We’ve all felt the frustration of having an important moment — family dinner, perhaps? — interrupted by a phone call from a telemarketer. There may be more of these moments soon for borrowers with debts owned or guaranteed by the federal government, including student loans and mortgages.
The proposed budget released earlier this week includes a provision that would loosen regulations on companies’ calls to cell phones to allow firms collecting debts owed or guaranteed by the government to call borrowers’ cell phones without their permission.
The budget proposal would be a change to the Telephone Consumer Protection Act, a law passed in 1991 that prohibits companies from using auto-dialing equipment to contact people on their cell phones without their permission.
“It will unleash all of these calls to people who don’t want them,” Margot Saunders, an attorney with the National Consumer Law Center, said of the proposed change.
There are products people can buy to block robo-calls and for many with unlimited cell phone calling plans, extra unwanted calls could simply be an annoyance. But for people who used pre-paid cell phone plans the consequences of phone calls they didn’t ask for could be “potentially devastating,” Saunders said.
“It costs them money and it may reduce their minutes such that their minutes aren’t available when they need them for emergencies,” she said.
Read: 10 things telemarketers won’t tell you
The Obama Administration has argued that loosening the current regulations barring unwanted robo-calls could be beneficial to student loan borrowers at risk of defaulting on their loans. Struggling borrowers often aren’t aware of their options for avoiding default, including a variety of repayment programs that allow borrowers to make payments capped at a percentage of their discretionary income.
Just 56% of borrowers in the standard repayment program are actively paying down their debts; that indicates there may be borrowers who could be making more progress on their loans or avoid defaulting altogether by enrolling in a different repayment program.
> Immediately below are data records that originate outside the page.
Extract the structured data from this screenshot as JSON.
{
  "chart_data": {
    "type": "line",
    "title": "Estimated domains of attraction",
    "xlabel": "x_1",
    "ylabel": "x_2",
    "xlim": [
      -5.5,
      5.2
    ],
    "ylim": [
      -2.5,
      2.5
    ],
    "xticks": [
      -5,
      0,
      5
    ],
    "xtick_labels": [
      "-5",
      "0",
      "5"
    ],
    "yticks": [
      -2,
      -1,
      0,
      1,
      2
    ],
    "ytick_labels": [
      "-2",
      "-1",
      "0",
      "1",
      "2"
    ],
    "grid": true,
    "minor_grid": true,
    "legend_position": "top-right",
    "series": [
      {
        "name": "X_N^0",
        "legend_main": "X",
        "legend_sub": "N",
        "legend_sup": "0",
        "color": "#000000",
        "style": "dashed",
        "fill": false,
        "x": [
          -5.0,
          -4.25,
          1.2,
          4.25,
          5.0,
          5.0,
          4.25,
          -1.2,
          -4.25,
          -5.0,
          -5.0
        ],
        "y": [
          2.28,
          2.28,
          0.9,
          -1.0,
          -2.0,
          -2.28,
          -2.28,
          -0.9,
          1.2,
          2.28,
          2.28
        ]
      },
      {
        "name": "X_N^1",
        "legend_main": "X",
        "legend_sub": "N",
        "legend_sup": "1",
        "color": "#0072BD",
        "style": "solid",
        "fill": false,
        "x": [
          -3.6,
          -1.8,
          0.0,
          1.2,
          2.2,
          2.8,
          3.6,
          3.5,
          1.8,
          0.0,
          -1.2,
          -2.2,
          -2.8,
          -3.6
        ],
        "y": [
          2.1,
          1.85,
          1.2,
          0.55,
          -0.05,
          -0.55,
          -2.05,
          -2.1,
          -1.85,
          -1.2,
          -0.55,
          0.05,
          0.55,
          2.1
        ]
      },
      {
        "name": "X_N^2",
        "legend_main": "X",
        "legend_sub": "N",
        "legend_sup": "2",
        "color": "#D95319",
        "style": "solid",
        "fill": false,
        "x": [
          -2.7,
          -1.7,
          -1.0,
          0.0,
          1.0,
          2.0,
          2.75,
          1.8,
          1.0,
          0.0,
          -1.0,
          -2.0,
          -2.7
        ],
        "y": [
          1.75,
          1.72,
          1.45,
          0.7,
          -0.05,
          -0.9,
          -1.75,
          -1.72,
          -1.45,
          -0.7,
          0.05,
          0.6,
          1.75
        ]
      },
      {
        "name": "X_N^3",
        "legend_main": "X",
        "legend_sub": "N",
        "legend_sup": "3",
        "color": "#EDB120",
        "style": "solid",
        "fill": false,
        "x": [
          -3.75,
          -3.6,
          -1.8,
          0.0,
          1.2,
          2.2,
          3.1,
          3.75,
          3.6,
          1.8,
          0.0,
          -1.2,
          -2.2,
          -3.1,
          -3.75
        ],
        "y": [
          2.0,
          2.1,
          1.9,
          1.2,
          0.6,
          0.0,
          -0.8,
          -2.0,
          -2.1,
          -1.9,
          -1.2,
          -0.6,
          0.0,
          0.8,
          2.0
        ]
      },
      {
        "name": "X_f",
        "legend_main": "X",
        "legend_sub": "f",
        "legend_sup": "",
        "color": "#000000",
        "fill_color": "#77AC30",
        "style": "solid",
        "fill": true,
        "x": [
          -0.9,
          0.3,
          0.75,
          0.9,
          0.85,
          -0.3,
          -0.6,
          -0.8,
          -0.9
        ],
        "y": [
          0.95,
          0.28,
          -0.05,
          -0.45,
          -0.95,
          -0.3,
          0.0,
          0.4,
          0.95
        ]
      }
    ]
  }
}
The Department of Education argued in a report released earlier this month that allowing companies to contact borrowers on their cell phones, even without their explicit permission, would help borrowers better manage their loans. Navient
one of the biggest servicers of federal student loans, has pointed to a lack of contact as one of the reasons borrowers default on their loans. Jack Remondi, the company’s CEO, noted in a statement at the company’s shareholder meeting earlier this year that 90% of borrowers who defaulted on loans serviced by the company didn’t talk to Navient in the full year before their default.
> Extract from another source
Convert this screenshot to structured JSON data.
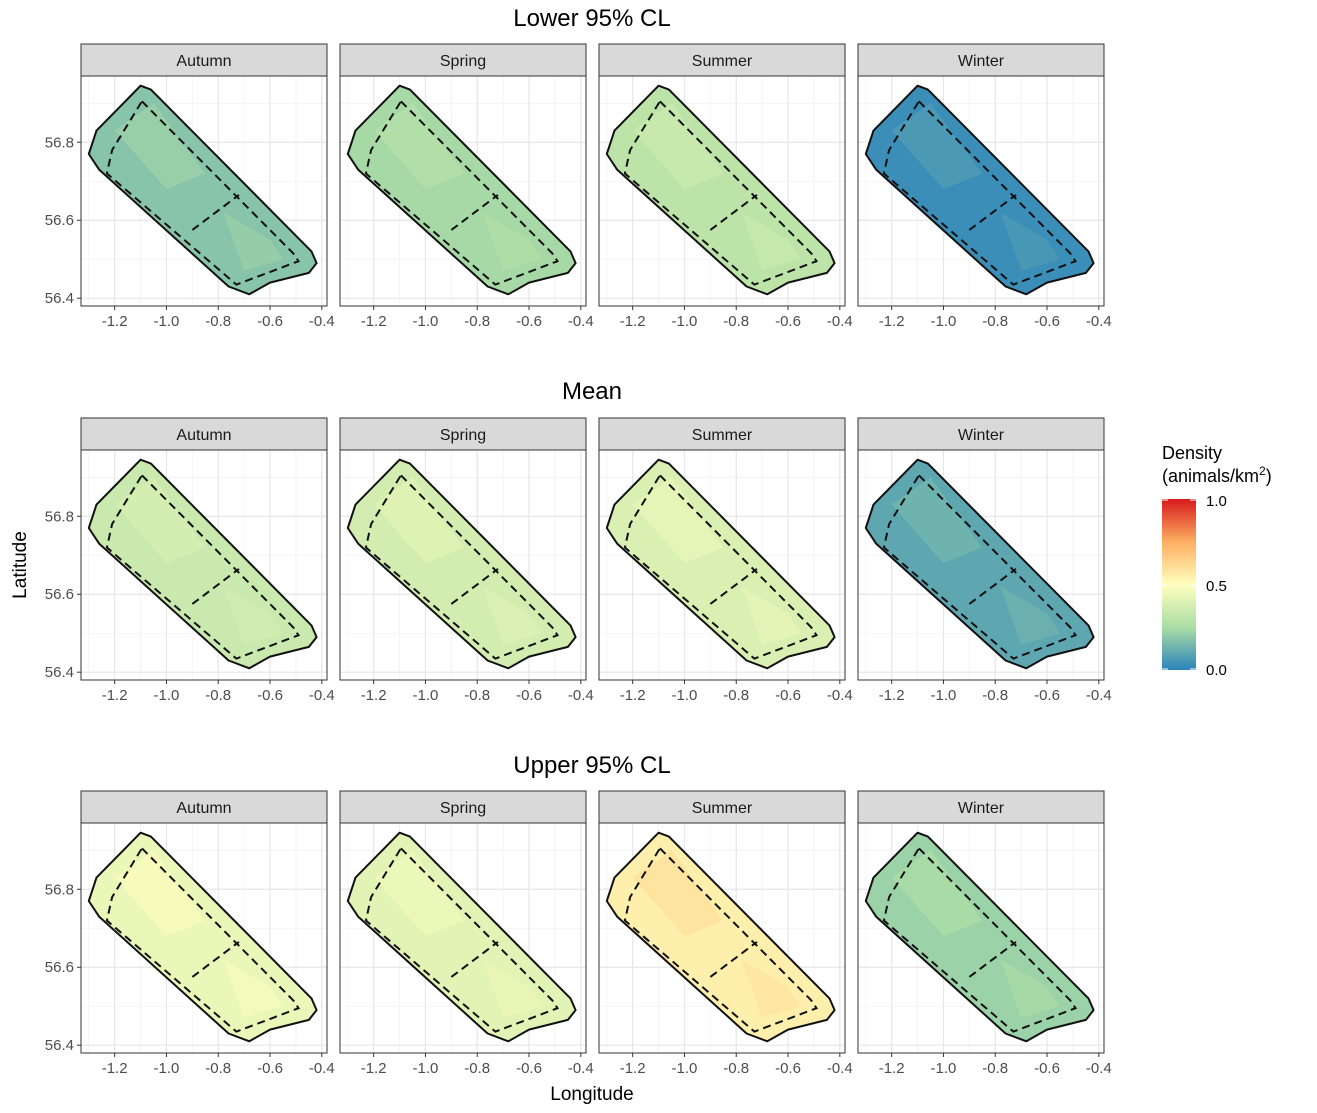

Servicers may already have access to information to contact borrowers, including mailing addresses or land lines the borrowers provided themselves. But the Department notes that allowing companies to contact borrowers via cell phone would increase the chances they actually reach the borrower because many move often or may no longer have a land line phone.
“Congress should change the law to ensure that servicers can contact borrowers using modern technology and help them get into the right repayment plan and avoid the consequences of default or resolve their default,” the Department of Education noted in its recent report.
The inconvenience of some automated calls surely pales in comparison to the headaches that will follow if a borrower defaults — assuming that they actually listen to and trust the recording — but consumer advocates are concerned about continuous, large-scale outreach, bordering on harassment.
The National Consumer Law Center is aware of cases where a company has called a borrower or someone who was simply reassigned their phone number hundreds of times, even after being asked to stop, Saunders said. The organization is pushing for an amendment to the budget bill, which would ensure that under the new rules a company would be required to stop calling a cell phone user if they told the company to stop. “We want to make sure that consumers who say stop — whether they’re debtor or they’re someone else — that that is sufficient to require the caller to stop making the call,” she said.